Dr. Pelayo: Sleeping should be refreshing. If a child wakes up tired, there may be a problem. Children also shouldn't be sleeping in on the weekends. This may signal that the child is trying to make up for lost sleep during the week. Snoring can also be a sign of a problem. Not all snoring is sleep apnea, but routine, habitual snoring is not normal for children.

What should parents and teachers do if they suspect sleep problems in children?

Dr. Meltzer: If your infant or toddler is overtired during the day, he or she should have a set sleep schedule, including an early bedtime and a daily nap. Sometimes when the younger child stays up late or misses a daily nap, it can be harder for them to fall asleep at night. Teachers should look for children who are frequently yawning or falling asleep in class. If they observe this behavior, they should notify the child's parents.

Dr. Owens: It is particularly important that both teachers and parents recognize that there may be that connection between sleep problems and behavior problems. When a potential problem is recognized, parents should seek professional help from their pediatrician. In many cases, daytime behavioral problems may improve once the sleep problem is addressed.

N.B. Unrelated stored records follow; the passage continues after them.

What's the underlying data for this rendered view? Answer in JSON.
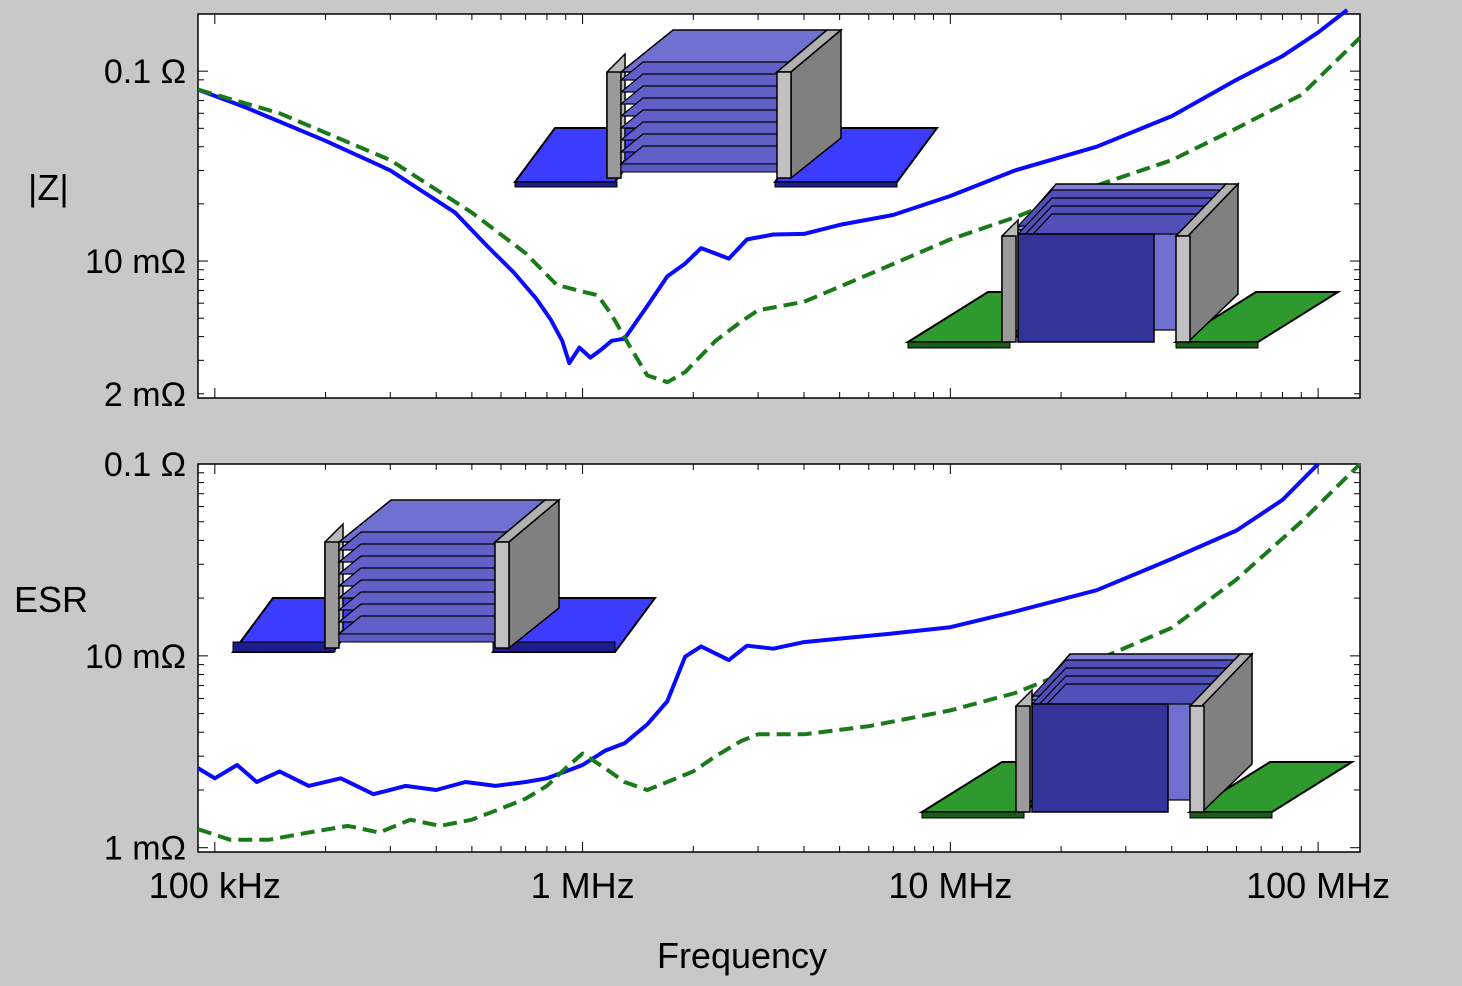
{
  "chart_data": [
    {
      "type": "line",
      "ylabel": "|Z|",
      "x_scale": "log",
      "y_scale": "log",
      "xlim": [
        90000,
        130000000
      ],
      "ylim": [
        0.0019,
        0.2
      ],
      "y_ticks": [
        {
          "value": 0.1,
          "label": "0.1 Ω"
        },
        {
          "value": 0.01,
          "label": "10 mΩ"
        },
        {
          "value": 0.002,
          "label": "2 mΩ"
        }
      ],
      "series": [
        {
          "color": "#0a0aff",
          "dash": "solid",
          "x": [
            90000,
            120000,
            200000,
            300000,
            450000,
            550000,
            650000,
            750000,
            820000,
            880000,
            920000,
            980000,
            1050000,
            1120000,
            1200000,
            1300000,
            1500000,
            1700000,
            1900000,
            2100000,
            2500000,
            2800000,
            3300000,
            4000000,
            5000000,
            7000000,
            10000000,
            15000000,
            25000000,
            40000000,
            60000000,
            80000000,
            100000000,
            120000000
          ],
          "y": [
            0.08,
            0.065,
            0.043,
            0.03,
            0.018,
            0.012,
            0.0087,
            0.0063,
            0.0049,
            0.0038,
            0.0029,
            0.0035,
            0.0031,
            0.0034,
            0.0038,
            0.0039,
            0.0058,
            0.0083,
            0.0097,
            0.0117,
            0.0103,
            0.013,
            0.0138,
            0.0139,
            0.0155,
            0.0175,
            0.022,
            0.03,
            0.04,
            0.058,
            0.09,
            0.12,
            0.16,
            0.21
          ]
        },
        {
          "color": "#1a7a1a",
          "dash": "dashed",
          "x": [
            90000,
            150000,
            300000,
            500000,
            700000,
            850000,
            1000000,
            1100000,
            1200000,
            1350000,
            1500000,
            1700000,
            1900000,
            2300000,
            2700000,
            3000000,
            4000000,
            6000000,
            10000000,
            15000000,
            25000000,
            40000000,
            60000000,
            90000000,
            130000000
          ],
          "y": [
            0.08,
            0.06,
            0.034,
            0.018,
            0.011,
            0.0075,
            0.0069,
            0.0066,
            0.0052,
            0.0035,
            0.0025,
            0.0023,
            0.0026,
            0.0038,
            0.0048,
            0.0055,
            0.0061,
            0.0085,
            0.013,
            0.017,
            0.025,
            0.034,
            0.05,
            0.075,
            0.15
          ]
        }
      ]
    },
    {
      "type": "line",
      "ylabel": "ESR",
      "xlabel": "Frequency",
      "x_scale": "log",
      "y_scale": "log",
      "xlim": [
        90000,
        130000000
      ],
      "ylim": [
        0.00095,
        0.1
      ],
      "y_ticks": [
        {
          "value": 0.1,
          "label": "0.1 Ω"
        },
        {
          "value": 0.01,
          "label": "10 mΩ"
        },
        {
          "value": 0.001,
          "label": "1 mΩ"
        }
      ],
      "x_ticks": [
        {
          "value": 100000,
          "label": "100 kHz"
        },
        {
          "value": 1000000,
          "label": "1 MHz"
        },
        {
          "value": 10000000,
          "label": "10 MHz"
        },
        {
          "value": 100000000,
          "label": "100 MHz"
        }
      ],
      "series": [
        {
          "color": "#0a0aff",
          "dash": "solid",
          "x": [
            90000,
            100000,
            115000,
            130000,
            150000,
            180000,
            220000,
            270000,
            330000,
            400000,
            480000,
            580000,
            700000,
            800000,
            900000,
            1000000,
            1150000,
            1300000,
            1500000,
            1700000,
            1900000,
            2100000,
            2500000,
            2800000,
            3300000,
            4000000,
            5000000,
            7000000,
            10000000,
            15000000,
            25000000,
            40000000,
            60000000,
            80000000,
            100000000
          ],
          "y": [
            0.0026,
            0.0023,
            0.0027,
            0.0022,
            0.0025,
            0.0021,
            0.0023,
            0.0019,
            0.0021,
            0.002,
            0.0022,
            0.0021,
            0.0022,
            0.0023,
            0.0025,
            0.0027,
            0.0032,
            0.0035,
            0.0044,
            0.0058,
            0.0099,
            0.0112,
            0.0095,
            0.0113,
            0.0109,
            0.0118,
            0.0123,
            0.0131,
            0.0141,
            0.017,
            0.022,
            0.032,
            0.045,
            0.065,
            0.1
          ]
        },
        {
          "color": "#1a7a1a",
          "dash": "dashed",
          "x": [
            90000,
            110000,
            140000,
            180000,
            230000,
            280000,
            340000,
            410000,
            500000,
            600000,
            700000,
            800000,
            900000,
            1000000,
            1150000,
            1300000,
            1500000,
            1700000,
            2000000,
            2300000,
            2700000,
            3000000,
            4000000,
            6000000,
            10000000,
            15000000,
            25000000,
            40000000,
            60000000,
            90000000,
            130000000
          ],
          "y": [
            0.00125,
            0.0011,
            0.0011,
            0.0012,
            0.0013,
            0.0012,
            0.0014,
            0.0013,
            0.0014,
            0.0016,
            0.0018,
            0.0021,
            0.0026,
            0.0031,
            0.0026,
            0.0022,
            0.002,
            0.0022,
            0.0025,
            0.003,
            0.0036,
            0.0039,
            0.0039,
            0.0043,
            0.0052,
            0.0064,
            0.0095,
            0.014,
            0.025,
            0.05,
            0.1
          ]
        }
      ]
    }
  ],
  "colors": {
    "background": "#c8c8c8",
    "plot_bg": "#ffffff",
    "blue_pad": "#3c3cff",
    "green_pad": "#2e9a2e",
    "cap_blue": "#7070d0",
    "cap_dark_blue": "#33339a",
    "terminal_gray": "#8a8a8a"
  },
  "icons": [
    "mlcc-standard-icon",
    "mlcc-rotated-icon"
  ]
}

What should pediatricians and other children's health care providers do?

Dr. Broch: A recent study at a pediatric clinic showed that health providers tended to overlook sleep problems in children, as is the case in the adult population. I suggest that physicians ask their patients about their sleep and become educated about sleep disorders. They should know that sleep is an important part of health and medicine.

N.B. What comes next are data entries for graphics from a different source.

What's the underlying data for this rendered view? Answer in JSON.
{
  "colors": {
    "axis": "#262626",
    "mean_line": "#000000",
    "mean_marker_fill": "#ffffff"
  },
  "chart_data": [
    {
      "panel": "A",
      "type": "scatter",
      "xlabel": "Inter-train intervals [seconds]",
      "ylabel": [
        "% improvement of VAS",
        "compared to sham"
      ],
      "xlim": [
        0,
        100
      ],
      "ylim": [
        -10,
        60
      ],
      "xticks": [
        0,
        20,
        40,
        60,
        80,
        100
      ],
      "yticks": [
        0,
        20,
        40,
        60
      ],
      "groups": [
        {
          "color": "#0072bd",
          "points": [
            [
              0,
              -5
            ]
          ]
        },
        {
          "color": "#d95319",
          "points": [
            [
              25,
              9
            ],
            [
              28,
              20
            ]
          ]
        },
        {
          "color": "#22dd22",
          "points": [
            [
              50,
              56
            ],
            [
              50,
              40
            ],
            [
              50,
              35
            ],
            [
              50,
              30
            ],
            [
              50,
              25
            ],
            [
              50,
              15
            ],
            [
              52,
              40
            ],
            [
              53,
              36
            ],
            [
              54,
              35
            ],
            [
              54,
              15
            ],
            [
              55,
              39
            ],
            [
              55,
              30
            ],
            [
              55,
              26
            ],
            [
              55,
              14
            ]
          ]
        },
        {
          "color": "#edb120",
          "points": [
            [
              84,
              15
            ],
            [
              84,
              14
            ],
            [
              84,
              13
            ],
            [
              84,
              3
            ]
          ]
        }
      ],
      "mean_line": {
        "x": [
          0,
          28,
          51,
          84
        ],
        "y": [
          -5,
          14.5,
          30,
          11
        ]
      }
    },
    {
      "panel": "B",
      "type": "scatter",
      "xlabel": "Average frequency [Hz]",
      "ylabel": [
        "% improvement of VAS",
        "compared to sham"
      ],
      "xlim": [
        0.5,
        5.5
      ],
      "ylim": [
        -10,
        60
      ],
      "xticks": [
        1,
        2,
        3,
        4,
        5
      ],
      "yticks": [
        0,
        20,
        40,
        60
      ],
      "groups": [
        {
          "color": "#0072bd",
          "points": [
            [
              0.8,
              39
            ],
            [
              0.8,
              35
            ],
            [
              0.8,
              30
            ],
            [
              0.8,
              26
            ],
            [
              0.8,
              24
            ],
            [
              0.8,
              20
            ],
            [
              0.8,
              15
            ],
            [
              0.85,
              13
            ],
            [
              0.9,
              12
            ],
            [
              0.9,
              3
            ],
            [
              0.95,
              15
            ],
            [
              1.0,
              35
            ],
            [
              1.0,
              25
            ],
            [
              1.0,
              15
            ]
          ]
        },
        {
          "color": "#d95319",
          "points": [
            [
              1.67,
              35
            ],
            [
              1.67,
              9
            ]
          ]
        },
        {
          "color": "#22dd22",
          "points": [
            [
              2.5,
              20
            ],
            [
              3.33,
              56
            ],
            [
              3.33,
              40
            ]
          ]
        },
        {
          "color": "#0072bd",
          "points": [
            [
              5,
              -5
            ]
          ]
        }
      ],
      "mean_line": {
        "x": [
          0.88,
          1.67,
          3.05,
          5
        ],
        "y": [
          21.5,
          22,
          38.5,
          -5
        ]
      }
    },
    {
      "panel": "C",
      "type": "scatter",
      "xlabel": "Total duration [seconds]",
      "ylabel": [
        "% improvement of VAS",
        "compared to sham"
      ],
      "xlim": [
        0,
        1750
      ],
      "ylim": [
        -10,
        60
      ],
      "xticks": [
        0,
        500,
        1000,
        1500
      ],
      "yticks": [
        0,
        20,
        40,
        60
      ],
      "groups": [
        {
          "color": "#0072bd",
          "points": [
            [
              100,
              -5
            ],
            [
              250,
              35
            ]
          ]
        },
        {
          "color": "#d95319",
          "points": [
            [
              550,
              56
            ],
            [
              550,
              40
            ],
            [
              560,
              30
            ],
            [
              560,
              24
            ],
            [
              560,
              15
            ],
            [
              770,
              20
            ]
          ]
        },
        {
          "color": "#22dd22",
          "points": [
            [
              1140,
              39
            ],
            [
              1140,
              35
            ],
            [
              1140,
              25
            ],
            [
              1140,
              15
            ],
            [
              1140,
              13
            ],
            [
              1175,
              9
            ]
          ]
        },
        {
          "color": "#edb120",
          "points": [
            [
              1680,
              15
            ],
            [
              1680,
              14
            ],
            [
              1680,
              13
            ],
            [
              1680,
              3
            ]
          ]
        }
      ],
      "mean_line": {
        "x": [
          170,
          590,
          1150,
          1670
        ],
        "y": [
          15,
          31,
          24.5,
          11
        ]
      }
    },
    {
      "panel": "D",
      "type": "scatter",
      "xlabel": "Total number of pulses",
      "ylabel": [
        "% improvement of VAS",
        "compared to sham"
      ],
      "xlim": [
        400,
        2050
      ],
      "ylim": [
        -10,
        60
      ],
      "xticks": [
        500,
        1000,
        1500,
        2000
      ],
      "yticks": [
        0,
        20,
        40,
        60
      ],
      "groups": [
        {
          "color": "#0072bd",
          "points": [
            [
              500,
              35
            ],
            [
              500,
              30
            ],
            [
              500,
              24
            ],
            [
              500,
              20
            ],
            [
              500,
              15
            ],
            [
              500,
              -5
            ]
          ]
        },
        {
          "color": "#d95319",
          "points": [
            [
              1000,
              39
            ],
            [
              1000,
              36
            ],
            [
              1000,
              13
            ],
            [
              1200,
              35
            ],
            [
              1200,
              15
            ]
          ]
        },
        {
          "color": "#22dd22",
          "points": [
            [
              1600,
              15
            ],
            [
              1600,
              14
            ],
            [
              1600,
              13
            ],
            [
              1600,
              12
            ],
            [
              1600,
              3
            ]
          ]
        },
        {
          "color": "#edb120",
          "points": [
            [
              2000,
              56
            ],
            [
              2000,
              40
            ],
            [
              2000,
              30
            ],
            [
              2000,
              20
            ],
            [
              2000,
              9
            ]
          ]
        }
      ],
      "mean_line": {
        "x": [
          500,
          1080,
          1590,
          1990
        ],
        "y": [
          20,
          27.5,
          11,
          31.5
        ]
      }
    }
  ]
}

Dr. Owens: Every child with behavior/mood problems may have a sleep problem. Pediatricians should screen for sleep problems, but often they do not. When their patients get past the toddler stage, they tend not to. They should have a systematic way to ask about bedtime, wake time, and fragmented sleep, as well as excessive daytime sleepiness, awakenings at night, regularity and duration of sleep, and snoring.

Dr. Rosen: In dealing with other physicians, I just try to get sleep on their screen. Kids are "normally" nearly perfect sleepers, so anything that's different from that is not normal. If the kid is snoring or waking frequently during the night, that's not normal.

This article was published in the Spring 2004, Volume 6, Issue 2 of sleepmatters.